La femme ne réclame pas les droits de l’homme et du citoyen, ni même l’universalité des droits humains ; elle réclame les droits des animaux, les droits des petits chiens à se nourrir des miettes. Les miettes du Christ suffisent à nous faire vivre.
Et disant « Oui Seigneur » (Matthieu 15,27, et certains manuscrits de Marc 7,28), la femme a eu l’audace d’habilement contredire Jésus, en communication non-violente et auto-dérision, et d’avoir raison. Car avec lui elle est en vrai dialogue, entre un « je » et un « tu ». Prier, c’est parler à Dieu, avec cette même liberté de refuser ce qui nous choque, de crier l’injustice. À Dieu, nous pouvons tout dire.
La foi de cette femme, c’est d’avoir dit malgré tout : « Oui Seigneur ». Elle aurait pu répondre à l’injure qui faisait d’elle un chien : « Non mais, qui es-tu pour m’imposer ça ? Vous êtes bien tous les mêmes ! » Or elle a eu confiance en Jésus, confiance en son amour, en sa capacité à entendre ce qu’elle dirait. Elle croit à la réconciliation future ; elle croit que Jésus ne restera pas en conflit avec elle. Quelle sagesse, de s’opposer en disant oui ! Et alors, au oui de la femme libanaise, Jésus répond en substance à sont tour par un oui. Au lieu d’un combat de non, c’est une unité de oui.
Dieu notre Père, s’il te plaît, donne à notre terre l’unité, le dialogue, l’auto-dérision, la non-violence, la paix.
La femme fait entendre une voix singulière, celle de l’évangile de la grâce pour tous. Le pain est offert aux chiens, le Christ est donné pour les impurs. Les chiens sont invités à la table de communion.
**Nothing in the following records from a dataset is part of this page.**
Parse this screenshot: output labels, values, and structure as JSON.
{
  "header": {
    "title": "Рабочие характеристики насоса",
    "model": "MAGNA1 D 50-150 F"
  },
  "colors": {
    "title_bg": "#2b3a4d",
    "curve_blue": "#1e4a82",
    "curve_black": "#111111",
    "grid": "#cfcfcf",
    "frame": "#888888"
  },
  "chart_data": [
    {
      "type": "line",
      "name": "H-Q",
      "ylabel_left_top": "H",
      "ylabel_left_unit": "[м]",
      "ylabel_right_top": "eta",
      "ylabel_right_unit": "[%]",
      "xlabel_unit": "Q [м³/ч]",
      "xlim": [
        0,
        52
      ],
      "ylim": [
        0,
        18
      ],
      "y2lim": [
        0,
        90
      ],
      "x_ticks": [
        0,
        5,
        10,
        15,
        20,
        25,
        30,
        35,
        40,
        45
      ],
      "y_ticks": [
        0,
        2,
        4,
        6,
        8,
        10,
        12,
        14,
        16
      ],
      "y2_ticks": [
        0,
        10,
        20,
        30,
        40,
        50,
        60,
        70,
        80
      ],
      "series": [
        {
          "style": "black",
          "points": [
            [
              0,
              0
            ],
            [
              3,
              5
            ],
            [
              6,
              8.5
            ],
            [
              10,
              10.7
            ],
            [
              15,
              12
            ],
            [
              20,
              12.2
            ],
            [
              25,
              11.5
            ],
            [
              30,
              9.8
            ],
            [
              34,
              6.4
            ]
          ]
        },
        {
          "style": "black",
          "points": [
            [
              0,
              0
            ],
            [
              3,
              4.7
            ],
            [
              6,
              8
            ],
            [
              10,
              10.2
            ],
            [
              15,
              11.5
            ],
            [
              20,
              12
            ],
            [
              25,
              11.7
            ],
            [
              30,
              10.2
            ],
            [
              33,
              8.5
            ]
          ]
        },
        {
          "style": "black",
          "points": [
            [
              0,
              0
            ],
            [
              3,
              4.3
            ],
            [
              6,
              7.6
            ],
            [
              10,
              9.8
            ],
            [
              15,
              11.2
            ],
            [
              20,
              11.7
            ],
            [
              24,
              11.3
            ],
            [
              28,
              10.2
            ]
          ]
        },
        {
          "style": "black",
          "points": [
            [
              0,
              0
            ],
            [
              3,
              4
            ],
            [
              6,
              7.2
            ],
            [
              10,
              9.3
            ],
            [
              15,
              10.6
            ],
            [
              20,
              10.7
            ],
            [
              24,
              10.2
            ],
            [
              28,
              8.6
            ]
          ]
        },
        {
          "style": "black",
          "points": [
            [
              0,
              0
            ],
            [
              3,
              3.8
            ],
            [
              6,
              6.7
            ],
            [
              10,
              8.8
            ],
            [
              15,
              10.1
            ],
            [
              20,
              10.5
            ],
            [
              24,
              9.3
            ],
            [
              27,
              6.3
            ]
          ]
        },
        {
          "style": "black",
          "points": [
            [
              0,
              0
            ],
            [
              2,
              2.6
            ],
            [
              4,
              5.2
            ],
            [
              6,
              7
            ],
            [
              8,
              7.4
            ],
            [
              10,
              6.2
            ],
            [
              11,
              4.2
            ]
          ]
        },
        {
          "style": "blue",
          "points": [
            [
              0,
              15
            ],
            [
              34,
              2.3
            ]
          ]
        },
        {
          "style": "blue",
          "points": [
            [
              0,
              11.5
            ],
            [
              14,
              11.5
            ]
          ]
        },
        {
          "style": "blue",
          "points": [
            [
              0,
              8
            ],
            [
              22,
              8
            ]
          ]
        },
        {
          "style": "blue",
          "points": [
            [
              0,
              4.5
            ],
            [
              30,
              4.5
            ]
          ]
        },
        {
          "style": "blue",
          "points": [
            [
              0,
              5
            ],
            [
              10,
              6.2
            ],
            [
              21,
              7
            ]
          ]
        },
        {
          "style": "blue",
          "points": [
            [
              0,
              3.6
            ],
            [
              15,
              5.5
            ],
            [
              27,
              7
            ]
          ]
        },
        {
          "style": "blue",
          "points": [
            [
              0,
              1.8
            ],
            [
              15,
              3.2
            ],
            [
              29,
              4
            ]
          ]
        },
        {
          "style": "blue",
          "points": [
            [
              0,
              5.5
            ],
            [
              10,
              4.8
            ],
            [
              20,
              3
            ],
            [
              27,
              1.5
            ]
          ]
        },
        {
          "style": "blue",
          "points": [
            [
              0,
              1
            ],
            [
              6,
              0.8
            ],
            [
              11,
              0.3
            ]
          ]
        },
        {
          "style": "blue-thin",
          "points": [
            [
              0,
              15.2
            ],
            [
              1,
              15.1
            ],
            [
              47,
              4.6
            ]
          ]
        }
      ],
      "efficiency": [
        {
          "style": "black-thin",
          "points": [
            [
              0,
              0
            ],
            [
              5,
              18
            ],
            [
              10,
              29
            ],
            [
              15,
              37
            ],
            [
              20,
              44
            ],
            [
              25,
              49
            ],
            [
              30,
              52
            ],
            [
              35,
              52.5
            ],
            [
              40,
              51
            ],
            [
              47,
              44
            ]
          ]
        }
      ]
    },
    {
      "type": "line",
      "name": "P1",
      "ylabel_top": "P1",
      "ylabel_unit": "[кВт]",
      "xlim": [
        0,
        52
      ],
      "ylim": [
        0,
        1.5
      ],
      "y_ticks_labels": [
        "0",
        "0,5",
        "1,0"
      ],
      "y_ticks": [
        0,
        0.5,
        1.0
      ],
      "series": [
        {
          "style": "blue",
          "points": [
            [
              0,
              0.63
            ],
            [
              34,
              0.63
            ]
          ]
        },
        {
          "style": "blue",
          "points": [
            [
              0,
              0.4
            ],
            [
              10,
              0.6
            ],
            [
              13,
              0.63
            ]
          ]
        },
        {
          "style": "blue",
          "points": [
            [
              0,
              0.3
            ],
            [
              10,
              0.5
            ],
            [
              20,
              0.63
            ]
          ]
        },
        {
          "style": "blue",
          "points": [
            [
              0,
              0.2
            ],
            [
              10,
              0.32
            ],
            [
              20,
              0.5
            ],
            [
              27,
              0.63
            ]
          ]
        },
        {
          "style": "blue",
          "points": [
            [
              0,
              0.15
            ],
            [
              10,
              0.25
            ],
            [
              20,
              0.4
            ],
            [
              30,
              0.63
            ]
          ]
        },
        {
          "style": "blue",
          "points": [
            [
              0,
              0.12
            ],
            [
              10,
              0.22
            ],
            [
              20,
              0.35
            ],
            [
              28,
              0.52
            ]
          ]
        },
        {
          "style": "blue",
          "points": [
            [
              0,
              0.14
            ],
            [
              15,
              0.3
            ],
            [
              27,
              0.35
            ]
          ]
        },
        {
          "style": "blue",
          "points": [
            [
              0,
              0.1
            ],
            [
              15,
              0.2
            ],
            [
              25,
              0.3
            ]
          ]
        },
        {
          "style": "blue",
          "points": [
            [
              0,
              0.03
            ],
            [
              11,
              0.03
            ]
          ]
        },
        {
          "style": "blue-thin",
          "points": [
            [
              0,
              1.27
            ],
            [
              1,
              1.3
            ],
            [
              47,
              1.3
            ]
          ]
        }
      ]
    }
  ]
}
Il n’y a plus de chiens, nous sommes tous des enfants.
« Il n’y a plus ni Juif ni Grec, il n’y a plus ni esclave ni libre, il n’y a plus mâle et femelle ; car tous vous êtes un en Jésus-Christ. » (Galates 3,28).
Le démon est chassé, il n’y a plus de souffle impur. La fille n’était pas une psychopathe sans espoir, mais la fille bien-aimée de cette mère en espérance de délivrance.